Plating chromium: placing the cleaned mould into a chromium plating bath, taking a lead-tin alloy plate as an anode, taking an electronic engraving mould as a cathode, adopting semi-immersion barrel plating to deposit a chromium coating on the electronic engraving mould, and cleaning with pure water after the chromium plating is finished;

chromium polishing: polishing each chrome-plated die of the die set by using a polishing machine to obtain a printing die set;

(7) Proofing of

And (3) confirming whether the pattern on the complete printing die is consistent with the customer requirement, and packaging the complete printing die according to the number of finished die products after proofing and checking to ensure no errors.

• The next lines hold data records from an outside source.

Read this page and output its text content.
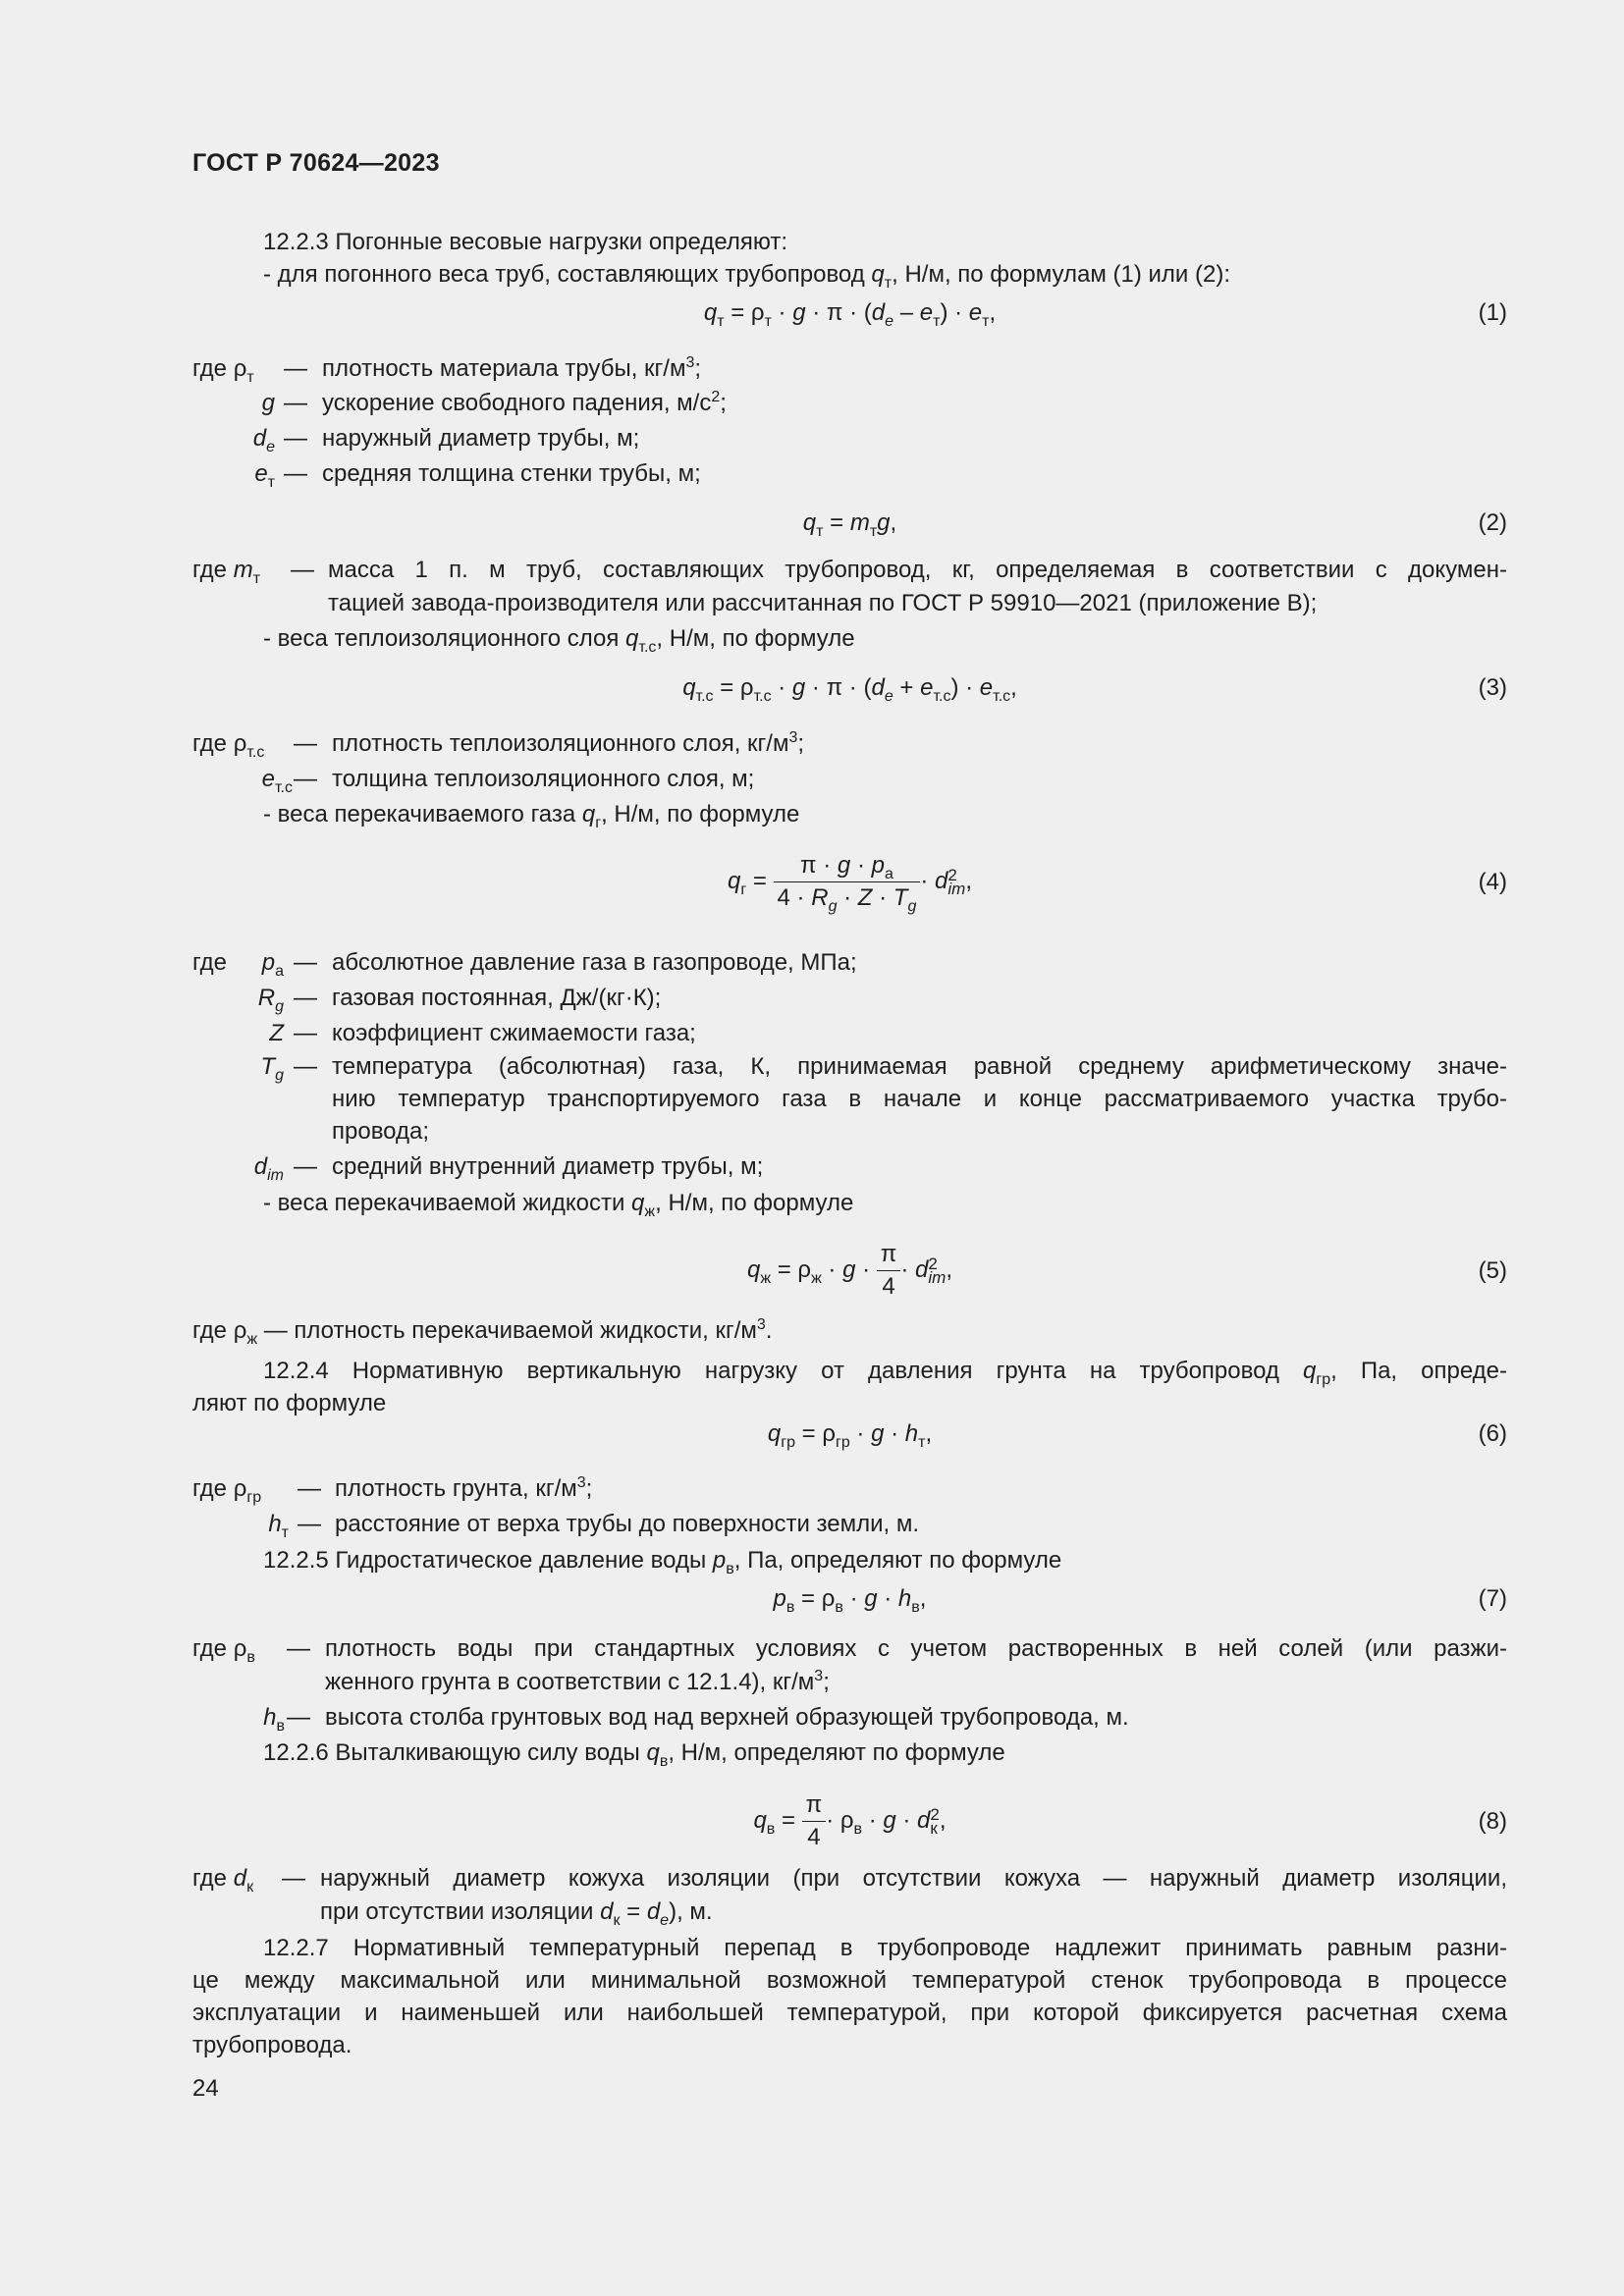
ГОСТ Р 70624—2023
12.2.3 Погонные весовые нагрузки определяют:
- для погонного веса труб, составляющих трубопровод $q_т$, Н/м, по формулам (1) или (2):
$q_т = \rho_т \cdot g \cdot \pi \cdot (d_e - e_т) \cdot e_т$,	(1)
где $\rho_т$ — плотность материала трубы, $кг/м^3$;
g — ускорение свободного падения, $м/с^2$;
$d_e$ — наружный диаметр трубы, м;
$e_т$ — средняя толщина стенки трубы, м;
$q_т = m_тg$,	(2)
где $m_т$ — масса 1 п. м труб, составляющих трубопровод, кг, определяемая в соответствии с докумен-
тацией завода-производителя или рассчитанная по ГОСТ Р 59910—2021 (приложение В);
- веса теплоизоляционного слоя $q_{т.с}$, Н/м, по формуле
$q_{т.с} = \rho_{т.с} \cdot g \cdot \pi \cdot (d_e + e_{т.с}) \cdot e_{т.с}$,	(3)
где $\rho_{т.с}$ — плотность теплоизоляционного слоя, $кг/м^3$;
$e_{т.с}$ — толщина теплоизоляционного слоя, м;
- веса перекачиваемого газа $q_г$, Н/м, по формуле
$q_г = \frac{\pi \cdot g \cdot p_a}{4 \cdot R_g \cdot Z \cdot T_g} \cdot d$ 2
im ,	(4)
где $p_a$ — абсолютное давление газа в газопроводе, МПа;
$R_g$ — газовая постоянная, Дж/(кг·К);
Z — коэффициент сжимаемости газа;
$T_g$ — температура (абсолютная) газа, К, принимаемая равной среднему арифметическому значе-
нию температур транспортируемого газа в начале и конце рассматриваемого участка трубо-
провода;
$d_{im}$ — средний внутренний диаметр трубы, м;
- веса перекачиваемой жидкости $q_ж$, Н/м, по формуле
$q_ж = \rho_ж \cdot g \cdot \frac{\pi}{4} \cdot d$ 2
im ,	(5)
где $\rho_ж$ — плотность перекачиваемой жидкости, $кг/м^3$.
12.2.4 Нормативную вертикальную нагрузку от давления грунта на трубопровод $q_{гр}$, Па, опреде-
ляют по формуле
$q_{гр} = \rho_{гр} \cdot g \cdot h_т$,	(6)
где $\rho_{гр}$ — плотность грунта, $кг/м^3$;
$h_т$ — расстояние от верха трубы до поверхности земли, м.
12.2.5 Гидростатическое давление воды $p_в$, Па, определяют по формуле
$p_в = \rho_в \cdot g \cdot h_в$,	(7)
где $\rho_в$ — плотность воды при стандартных условиях с учетом растворенных в ней солей (или разжи-
женного грунта в соответствии с 12.1.4), $кг/м^3$;
$h_в$ — высота столба грунтовых вод над верхней образующей трубопровода, м.
12.2.6 Выталкивающую силу воды $q_в$, Н/м, определяют по формуле
$q_в = \frac{\pi}{4} \cdot \rho_в \cdot g \cdot d$ 2
к ,	(8)
где $d_к$ — наружный диаметр кожуха изоляции (при отсутствии кожуха — наружный диаметр изоляции,
при отсутствии изоляции $d_к = d_e$), м.
12.2.7 Нормативный температурный перепад в трубопроводе надлежит принимать равным разни-
це между максимальной или минимальной возможной температурой стенок трубопровода в процессе
эксплуатации и наименьшей или наибольшей температурой, при которой фиксируется расчетная схема
трубопровода.
24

2. The automated production method of a graphic arts die as claimed in claim 1, further comprising: the nickel plating solution in the nickel plating bath contains 50-100g/L of nickel sulfamate, 15-20g/L of nickel chloride, 5-10g/L of sodium chloride and 35-40g/L of boric acid; the working condition of the nickel electroplating solution is that the pH value is 4.1-4.4, the temperature is 45-55 ℃, the current density is 5-10A/dm ², the electroplating time is 5-10min, and the thickness of the plating layer is 1-2 mu m.

3. The automated production method of a graphic arts die as claimed in claim 1, further comprising: the copper electroplating solution in the copper electroplating bath contains 150-200g/L of copper sulfate, 5-10g/L of sodium sulfate and 35-40g/L of sulfuric acid; the working condition of the copper electroplating solution is that the pH value is 3.5-4, the temperature is 45-55 ℃, the current density is 10-20A/dm ², the electroplating time is 15-20min, and the thickness of the plating layer is 50-70 mu m.

4. The automated production method of a graphic arts die as claimed in claim 1, further comprising: the chromium plating solution in the chromium plating bath contains 100-150g/L chromic anhydride, 8-12g/L sodium sulfate and 40-50g/L sulfuric acid; the working condition of the chromium plating solution is that the pH value is 3-4, the temperature is 45-55 ℃, the current density is 30-40A/dm ², the plating time is 15-20min, and the plating thickness is 8-10 mu m.

5. The automated production method of a graphic arts die as claimed in claim 1, further comprising: the nickel-copper alloy electroplating solution in the nickel-copper alloy electroplating bath contains 30-50g/L of nickel sulfate, 150-200g/L of copper sulfate, 7-13g/L of sodium sulfate and 35-40g/L of boric acid; the working condition of the nickel-copper alloy electroplating solution is that the pH value is 3.5-4, the temperature is 45-55 ℃, the current density is 5-10A/dm ², the electroplating time is 15-20min, and the thickness of a plating layer is 10-30 mu m.